G20 pledge offers respite for shares, euro
European shares inched up from 26-month lows on Friday and the euro rose after the G20 major economies pledged to preserve financial stability, but risk sentiment remained fragile on fears of renewed recession in the developed world.
Finance ministers and central bankers from the Group of 20 said they would take all steps necessary to calm the global financial system and said central banks were ready to provide liquidity, helping the euro advance against the dollar.
The G20 pledge of action provided a respite for world stocks after they tumbled to their lowest level in 13 months on Thursday, hurt by the risk of new recessions in the United States and Europe and weaker economic data from China.

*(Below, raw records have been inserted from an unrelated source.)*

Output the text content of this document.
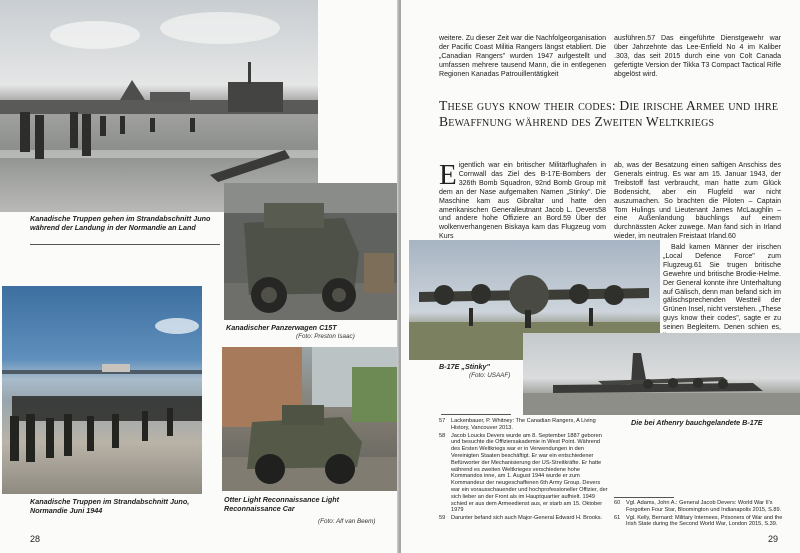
Kanadische Truppen gehen im Strandabschnitt Juno während der Landung in der Normandie an Land
Kanadischer Panzerwagen C15T
(Foto: Preston Isaac)
Kanadische Truppen im Strandabschnitt Juno, Normandie Juni 1944
Otter Light Reconnaissance Light Reconnaissance Car
(Foto: Alf van Beem)
28

weitere. Zu dieser Zeit war die Nachfolgeorganisation der Pacific Coast Militia Rangers längst etabliert. Die „Canadian Rangers" wurden 1947 aufgestellt und umfassen mehrere tausend Mann, die in entlegenen Regionen Kanadas Patrouillentätigkeit

ausführen.57 Das eingeführte Dienstgewehr war über Jahrzehnte das Lee-Enfield No 4 im Kaliber .303, das seit 2015 durch eine von Colt Canada gefertigte Version der Tikka T3 Compact Tactical Rifle abgelöst wird.

These guys know their codes: Die irische Armee und ihre Bewaffnung während des Zweiten Weltkriegs
E igentlich war ein britischer Militärflughafen in Cornwall das Ziel des B-17E-Bombers der 326th Bomb Squadron, 92nd Bomb Group mit dem an der Nase aufgemalten Namen „Stinky". Die Maschine kam aus Gibraltar und hatte den amerikanischen Generalleutnant Jacob L. Devers58 und andere hohe Offiziere an Bord.59 Über der wolkenverhangenen Biskaya kam das Flugzeug vom Kurs

ab, was der Besatzung einen saftigen Anschiss des Generals eintrug. Es war am 15. Januar 1943, der Treibstoff fast verbraucht, man hatte zum Glück Bodensicht, aber ein Flugfeld war nicht auszumachen. So brachten die Piloten – Captain Tom Hulings und Lieutenant James McLaughlin – eine Außenlandung bäuchlings auf einem durchnässten Acker zuwege. Man fand sich in Irland wieder, im neutralen Freistaat Irland.60

Bald kamen Männer der irischen „Local Defence Force" zum Flugzeug.61 Sie trugen britische Gewehre und britische Brodie-Helme. Der General konnte ihre Unterhaltung auf Gälisch, denn man befand sich im gälischsprechenden Westteil der Grünen Insel, nicht verstehen. „These guys know their codes", sagte er zu seinen Begleitern. Denen schien es,

B-17E „Stinky"
(Foto: USAAF)
Die bei Athenry bauchgelandete B-17E
57	Lackenbauer, P. Whitney: The Canadian Rangers, A Living History, Vancouver 2013.
58	Jacob Loucks Devers wurde am 8. September 1887 geboren und besuchte die Offiziersakademie in West Point. Während des Ersten Weltkriegs war er in Verwendungen in den Vereinigten Staaten beschäftigt. Er war ein entschiedener Befürworter der Mechanisierung der US-Streitkräfte. Er hatte während es zweiten Weltkrieges verschiedene hohe Kommandos inne, am 1. August 1944 wurde er zum Kommandeur der neugeschaffenen 6th Army Group. Devers war ein vorausschauender und hochprofessioneller Offizier, der sich lieber an der Front als im Hauptquartier aufhielt. 1949 schied er aus dem Armeedienst aus, er starb am 15. Oktober 1979
59	Darunter befand sich auch Major-General Edward H. Brooks.
60	Vgl. Adams, John A.: General Jacob Devers: World War II's Forgotten Four Star, Bloomington und Indianapolis 2015, S.89.
61	Vgl. Kelly, Bernard: Military Internees, Prisoners of War and the Irish State during the Second World War, London 2015, S.39.
29
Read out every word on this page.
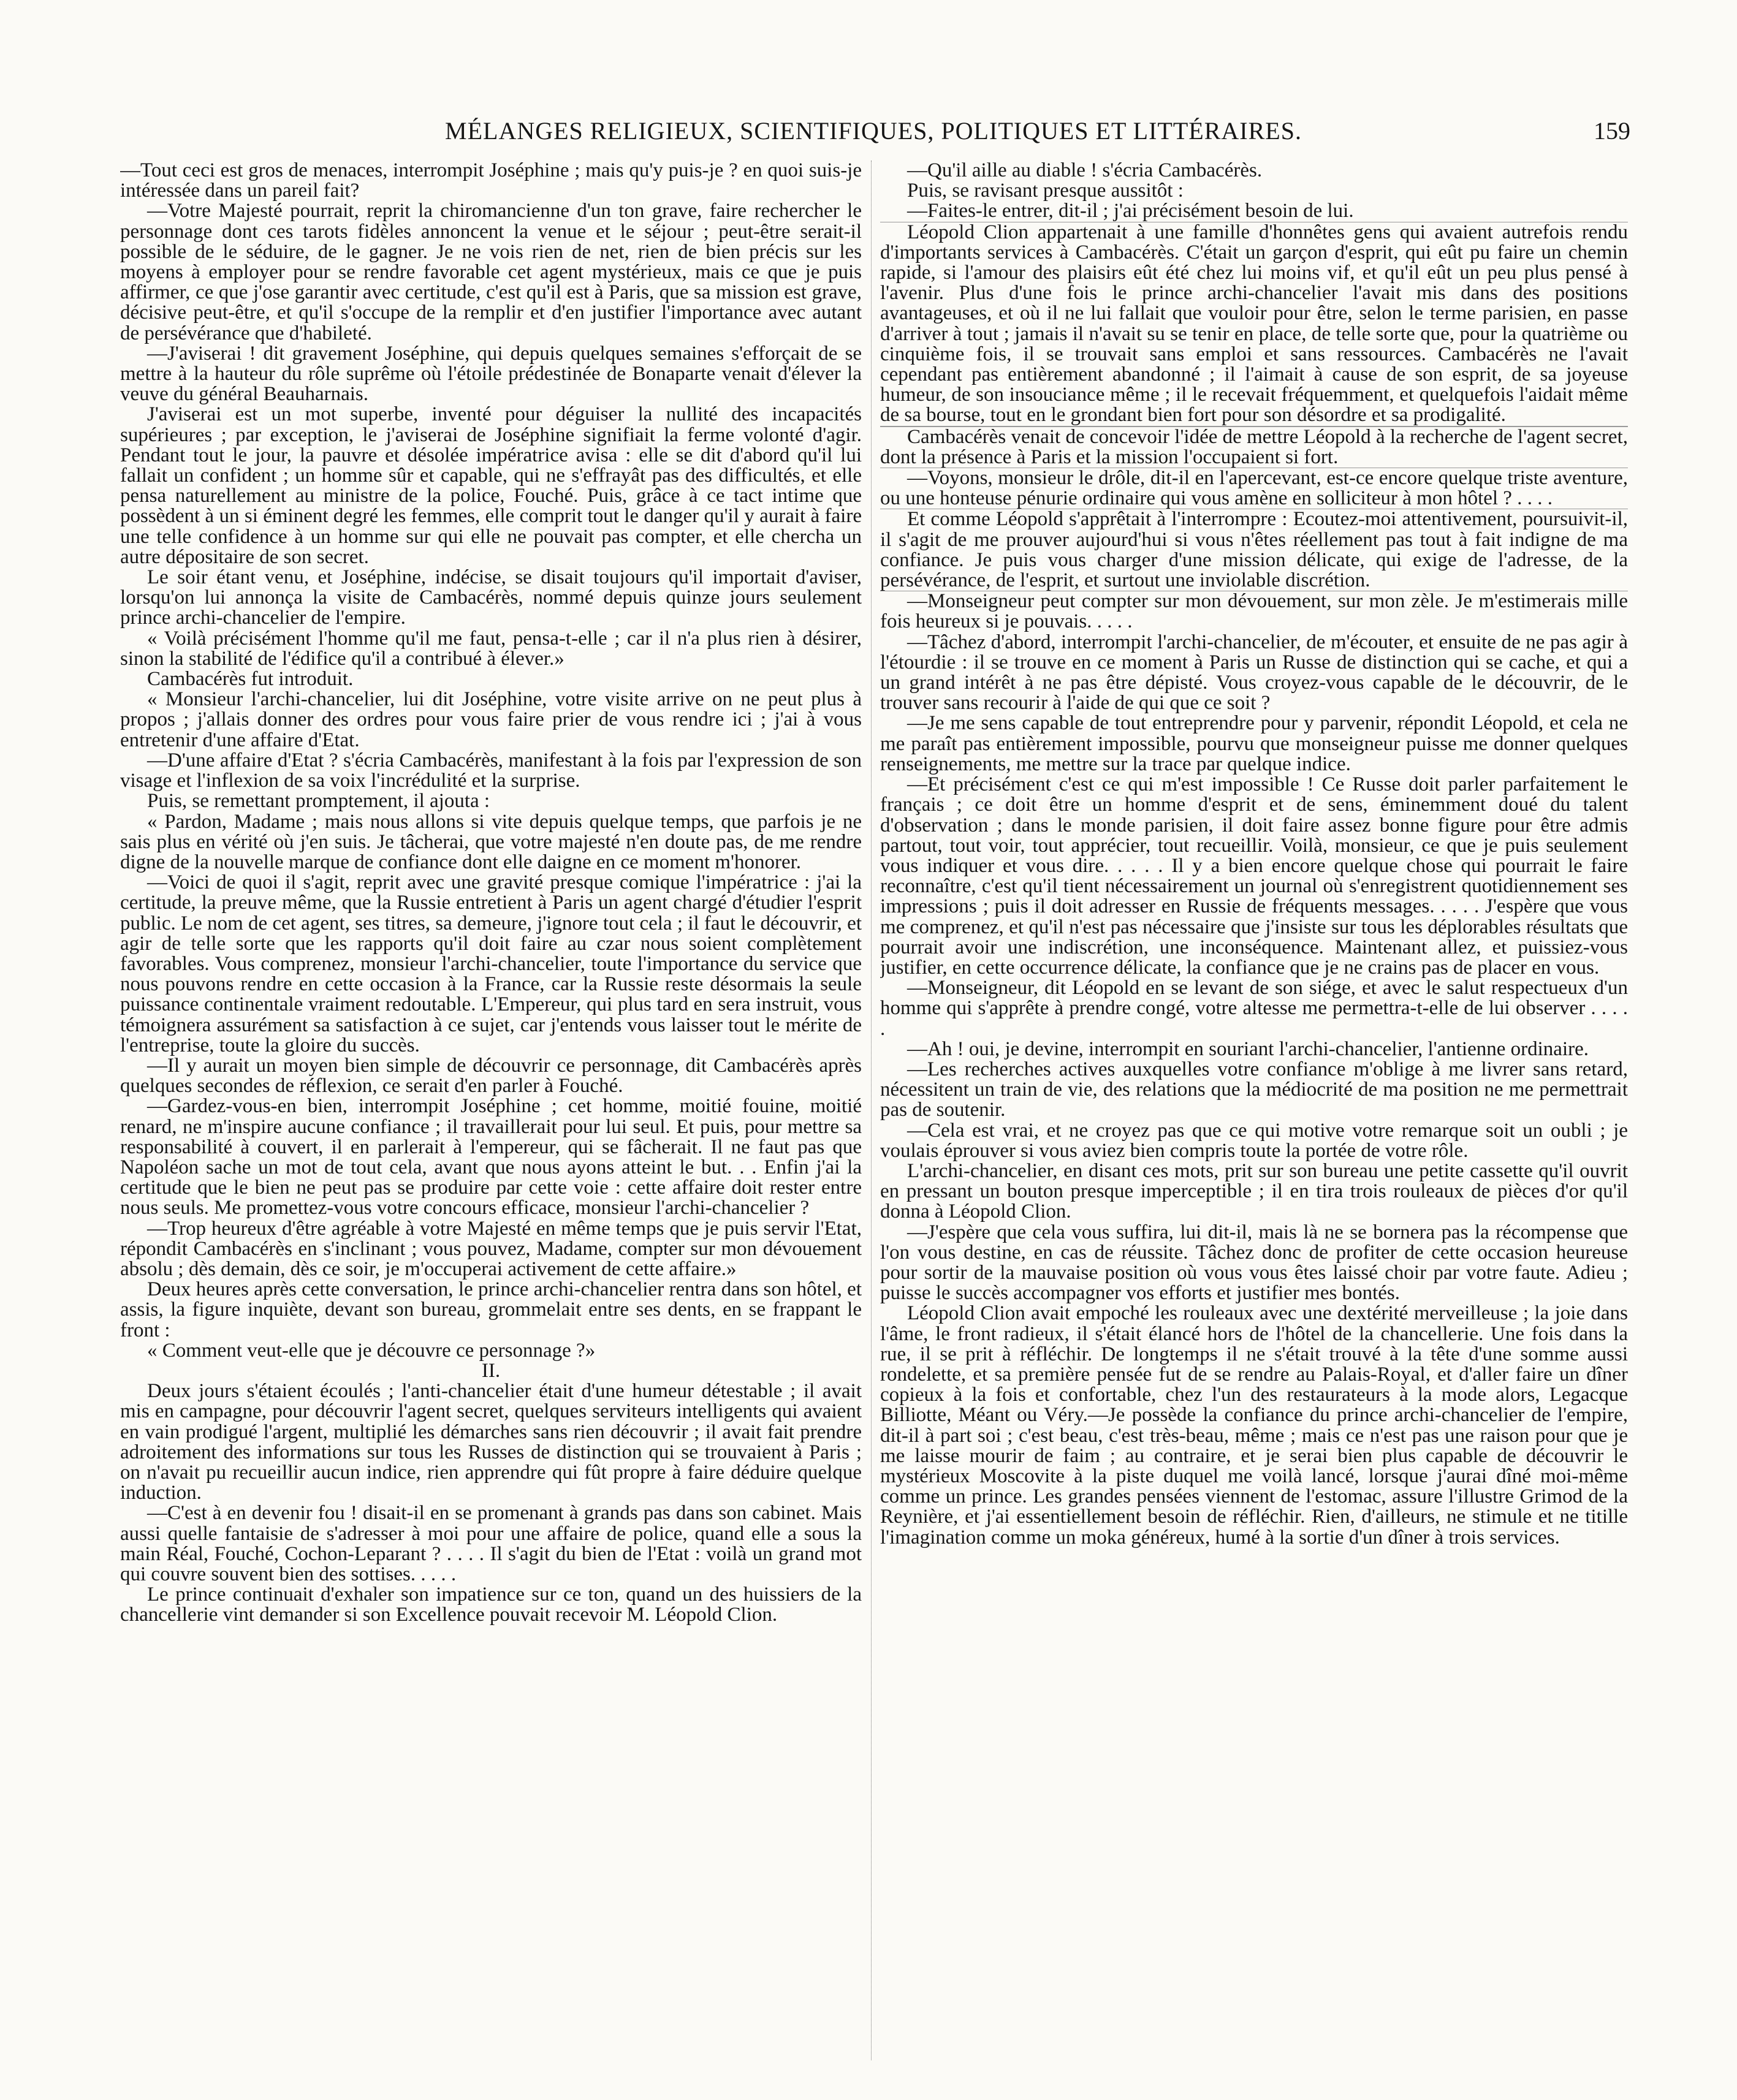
MÉLANGES RELIGIEUX, SCIENTIFIQUES, POLITIQUES ET LITTÉRAIRES.	159

—Tout ceci est gros de menaces, interrompit Joséphine ; mais qu'y puis-je ? en quoi suis-je intéressée dans un pareil fait?

—Votre Majesté pourrait, reprit la chiromancienne d'un ton grave, faire rechercher le personnage dont ces tarots fidèles annoncent la venue et le séjour ; peut-être serait-il possible de le séduire, de le gagner. Je ne vois rien de net, rien de bien précis sur les moyens à employer pour se rendre favorable cet agent mystérieux, mais ce que je puis affirmer, ce que j'ose garantir avec certitude, c'est qu'il est à Paris, que sa mission est grave, décisive peut-être, et qu'il s'occupe de la remplir et d'en justifier l'importance avec autant de persévérance que d'habileté.

—J'aviserai ! dit gravement Joséphine, qui depuis quelques semaines s'efforçait de se mettre à la hauteur du rôle suprême où l'étoile prédestinée de Bonaparte venait d'élever la veuve du général Beauharnais.

J'aviserai est un mot superbe, inventé pour déguiser la nullité des incapacités supérieures ; par exception, le j'aviserai de Joséphine signifiait la ferme volonté d'agir. Pendant tout le jour, la pauvre et désolée impératrice avisa : elle se dit d'abord qu'il lui fallait un confident ; un homme sûr et capable, qui ne s'effrayât pas des difficultés, et elle pensa naturellement au ministre de la police, Fouché. Puis, grâce à ce tact intime que possèdent à un si éminent degré les femmes, elle comprit tout le danger qu'il y aurait à faire une telle confidence à un homme sur qui elle ne pouvait pas compter, et elle chercha un autre dépositaire de son secret.

Le soir étant venu, et Joséphine, indécise, se disait toujours qu'il importait d'aviser, lorsqu'on lui annonça la visite de Cambacérès, nommé depuis quinze jours seulement prince archi-chancelier de l'empire.

« Voilà précisément l'homme qu'il me faut, pensa-t-elle ; car il n'a plus rien à désirer, sinon la stabilité de l'édifice qu'il a contribué à élever.»

Cambacérès fut introduit.

« Monsieur l'archi-chancelier, lui dit Joséphine, votre visite arrive on ne peut plus à propos ; j'allais donner des ordres pour vous faire prier de vous rendre ici ; j'ai à vous entretenir d'une affaire d'Etat.

—D'une affaire d'Etat ? s'écria Cambacérès, manifestant à la fois par l'expression de son visage et l'inflexion de sa voix l'incrédulité et la surprise.

Puis, se remettant promptement, il ajouta :

« Pardon, Madame ; mais nous allons si vite depuis quelque temps, que parfois je ne sais plus en vérité où j'en suis. Je tâcherai, que votre majesté n'en doute pas, de me rendre digne de la nouvelle marque de confiance dont elle daigne en ce moment m'honorer.

—Voici de quoi il s'agit, reprit avec une gravité presque comique l'impératrice : j'ai la certitude, la preuve même, que la Russie entretient à Paris un agent chargé d'étudier l'esprit public. Le nom de cet agent, ses titres, sa demeure, j'ignore tout cela ; il faut le découvrir, et agir de telle sorte que les rapports qu'il doit faire au czar nous soient complètement favorables. Vous comprenez, monsieur l'archi-chancelier, toute l'importance du service que nous pouvons rendre en cette occasion à la France, car la Russie reste désormais la seule puissance continentale vraiment redoutable. L'Empereur, qui plus tard en sera instruit, vous témoignera assurément sa satisfaction à ce sujet, car j'entends vous laisser tout le mérite de l'entreprise, toute la gloire du succès.

—Il y aurait un moyen bien simple de découvrir ce personnage, dit Cambacérès après quelques secondes de réflexion, ce serait d'en parler à Fouché.

—Gardez-vous-en bien, interrompit Joséphine ; cet homme, moitié fouine, moitié renard, ne m'inspire aucune confiance ; il travaillerait pour lui seul. Et puis, pour mettre sa responsabilité à couvert, il en parlerait à l'empereur, qui se fâcherait. Il ne faut pas que Napoléon sache un mot de tout cela, avant que nous ayons atteint le but. . . Enfin j'ai la certitude que le bien ne peut pas se produire par cette voie : cette affaire doit rester entre nous seuls. Me promettez-vous votre concours efficace, monsieur l'archi-chancelier ?

—Trop heureux d'être agréable à votre Majesté en même temps que je puis servir l'Etat, répondit Cambacérès en s'inclinant ; vous pouvez, Madame, compter sur mon dévouement absolu ; dès demain, dès ce soir, je m'occuperai activement de cette affaire.»

Deux heures après cette conversation, le prince archi-chancelier rentra dans son hôtel, et assis, la figure inquiète, devant son bureau, grommelait entre ses dents, en se frappant le front :

« Comment veut-elle que je découvre ce personnage ?»

II.

Deux jours s'étaient écoulés ; l'anti-chancelier était d'une humeur détestable ; il avait mis en campagne, pour découvrir l'agent secret, quelques serviteurs intelligents qui avaient en vain prodigué l'argent, multiplié les démarches sans rien découvrir ; il avait fait prendre adroitement des informations sur tous les Russes de distinction qui se trouvaient à Paris ; on n'avait pu recueillir aucun indice, rien apprendre qui fût propre à faire déduire quelque induction.

—C'est à en devenir fou ! disait-il en se promenant à grands pas dans son cabinet. Mais aussi quelle fantaisie de s'adresser à moi pour une affaire de police, quand elle a sous la main Réal, Fouché, Cochon-Leparant ? . . . . Il s'agit du bien de l'Etat : voilà un grand mot qui couvre souvent bien des sottises. . . . .

Le prince continuait d'exhaler son impatience sur ce ton, quand un des huissiers de la chancellerie vint demander si son Excellence pouvait recevoir M. Léopold Clion.

—Qu'il aille au diable ! s'écria Cambacérès.

Puis, se ravisant presque aussitôt :

—Faites-le entrer, dit-il ; j'ai précisément besoin de lui.

Léopold Clion appartenait à une famille d'honnêtes gens qui avaient autrefois rendu d'importants services à Cambacérès. C'était un garçon d'esprit, qui eût pu faire un chemin rapide, si l'amour des plaisirs eût été chez lui moins vif, et qu'il eût un peu plus pensé à l'avenir. Plus d'une fois le prince archi-chancelier l'avait mis dans des positions avantageuses, et où il ne lui fallait que vouloir pour être, selon le terme parisien, en passe d'arriver à tout ; jamais il n'avait su se tenir en place, de telle sorte que, pour la quatrième ou cinquième fois, il se trouvait sans emploi et sans ressources. Cambacérès ne l'avait cependant pas entièrement abandonné ; il l'aimait à cause de son esprit, de sa joyeuse humeur, de son insouciance même ; il le recevait fréquemment, et quelquefois l'aidait même de sa bourse, tout en le grondant bien fort pour son désordre et sa prodigalité.

Cambacérès venait de concevoir l'idée de mettre Léopold à la recherche de l'agent secret, dont la présence à Paris et la mission l'occupaient si fort.

—Voyons, monsieur le drôle, dit-il en l'apercevant, est-ce encore quelque triste aventure, ou une honteuse pénurie ordinaire qui vous amène en solliciteur à mon hôtel ? . . . .

Et comme Léopold s'apprêtait à l'interrompre : Ecoutez-moi attentivement, poursuivit-il, il s'agit de me prouver aujourd'hui si vous n'êtes réellement pas tout à fait indigne de ma confiance. Je puis vous charger d'une mission délicate, qui exige de l'adresse, de la persévérance, de l'esprit, et surtout une inviolable discrétion.

—Monseigneur peut compter sur mon dévouement, sur mon zèle. Je m'estimerais mille fois heureux si je pouvais. . . . .

—Tâchez d'abord, interrompit l'archi-chancelier, de m'écouter, et ensuite de ne pas agir à l'étourdie : il se trouve en ce moment à Paris un Russe de distinction qui se cache, et qui a un grand intérêt à ne pas être dépisté. Vous croyez-vous capable de le découvrir, de le trouver sans recourir à l'aide de qui que ce soit ?

—Je me sens capable de tout entreprendre pour y parvenir, répondit Léopold, et cela ne me paraît pas entièrement impossible, pourvu que monseigneur puisse me donner quelques renseignements, me mettre sur la trace par quelque indice.

—Et précisément c'est ce qui m'est impossible ! Ce Russe doit parler parfaitement le français ; ce doit être un homme d'esprit et de sens, éminemment doué du talent d'observation ; dans le monde parisien, il doit faire assez bonne figure pour être admis partout, tout voir, tout apprécier, tout recueillir. Voilà, monsieur, ce que je puis seulement vous indiquer et vous dire. . . . . Il y a bien encore quelque chose qui pourrait le faire reconnaître, c'est qu'il tient nécessairement un journal où s'enregistrent quotidiennement ses impressions ; puis il doit adresser en Russie de fréquents messages. . . . . J'espère que vous me comprenez, et qu'il n'est pas nécessaire que j'insiste sur tous les déplorables résultats que pourrait avoir une indiscrétion, une inconséquence. Maintenant allez, et puissiez-vous justifier, en cette occurrence délicate, la confiance que je ne crains pas de placer en vous.

—Monseigneur, dit Léopold en se levant de son siége, et avec le salut respectueux d'un homme qui s'apprête à prendre congé, votre altesse me permettra-t-elle de lui observer . . . . .

—Ah ! oui, je devine, interrompit en souriant l'archi-chancelier, l'antienne ordinaire.

—Les recherches actives auxquelles votre confiance m'oblige à me livrer sans retard, nécessitent un train de vie, des relations que la médiocrité de ma position ne me permettrait pas de soutenir.

—Cela est vrai, et ne croyez pas que ce qui motive votre remarque soit un oubli ; je voulais éprouver si vous aviez bien compris toute la portée de votre rôle.

L'archi-chancelier, en disant ces mots, prit sur son bureau une petite cassette qu'il ouvrit en pressant un bouton presque imperceptible ; il en tira trois rouleaux de pièces d'or qu'il donna à Léopold Clion.

—J'espère que cela vous suffira, lui dit-il, mais là ne se bornera pas la récompense que l'on vous destine, en cas de réussite. Tâchez donc de profiter de cette occasion heureuse pour sortir de la mauvaise position où vous vous êtes laissé choir par votre faute. Adieu ; puisse le succès accompagner vos efforts et justifier mes bontés.

Léopold Clion avait empoché les rouleaux avec une dextérité merveilleuse ; la joie dans l'âme, le front radieux, il s'était élancé hors de l'hôtel de la chancellerie. Une fois dans la rue, il se prit à réfléchir. De longtemps il ne s'était trouvé à la tête d'une somme aussi rondelette, et sa première pensée fut de se rendre au Palais-Royal, et d'aller faire un dîner copieux à la fois et confortable, chez l'un des restaurateurs à la mode alors, Legacque Billiotte, Méant ou Véry.—Je possède la confiance du prince archi-chancelier de l'empire, dit-il à part soi ; c'est beau, c'est très-beau, même ; mais ce n'est pas une raison pour que je me laisse mourir de faim ; au contraire, et je serai bien plus capable de découvrir le mystérieux Moscovite à la piste duquel me voilà lancé, lorsque j'aurai dîné moi-même comme un prince. Les grandes pensées viennent de l'estomac, assure l'illustre Grimod de la Reynière, et j'ai essentiellement besoin de réfléchir. Rien, d'ailleurs, ne stimule et ne titille l'imagination comme un moka généreux, humé à la sortie d'un dîner à trois services.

Metals prices bucked the trend, falling on worries that the gloomy economic outlook signaled lower industrial demand, and analysts said any G20-inspired market bounce would likely be short-lived.
The pan-European FTSEurofirst 300 index rose 0.4 percent, after dropping 4.7 percent on Thursday.
It is a relief rally and investors are just picking up some stocks on the cheap, Mark Priest, senior trader at ETX Capital said.
I do not see how everything has changed overnight. Kick-starting the economy is easier said than done and it will take a lot more than what has been put on the table.
The tentative gains in Europe contrasted with falls in Asia, where the MSCI's broadest index of Asia Pacific shares outside Japan fell 3 percent to its lowest level since May 2010. This pulled the MSCI world equity index 0.1 percent down.
The G20 statement came as finance ministers and central bankers met in Washington, under pressure from investors to show action in the face of rising stresses in the financial system.
Several European banks have seen their share prices tumble and their cost of funding rise as investors worried about their exposure to debt issued by Greece and other debt-heavy euro zone countries.
Global stocks as measured by MSCI's All-Country World index are now in bear market territory -- defined as a fall of 20 percent or more -- having fallen 23 percent from their 2011 high in May.
The euro clawed off an 8-month low against the dollar and was last up 0.4 percent up at $1.3511 after the G20 pledge and as the tentative recovery in riskier assets prompted some profit-taking in the dollar.
The G20 also said the euro zone's rescue fund could be bolstered but traders and strategists said there was little that was new and the pledges needed to be followed up with action.
I think there was some expectation in the market that they would signal concrete action or immediate coordinated steps but that language of their statement sticks very much to what we've heard from them in the past, said Todd Elmer, a currency strategist at Citi in Singapore.
I wouldn't be surprised to see the slight bounce we have seen in the euro and other risky assets this morning start to unwind, he added.
Commodity markets, copper in particular, bore the brunt of the global rout that accompanied the Fed's gloomy outlook. Brent crude oil futures posted their biggest single-day loss in six weeks on Thursday and the Reuters-Jefferies CRB commodity index lost 4.4 percent.
Metals fell further on Friday, with copper losing 7 percent to $7,140 a metric ton, nickel down more than 8 percent and tin plunging more than 12 percent.
Brent futures were slightly firmer at $105.72 a barrel.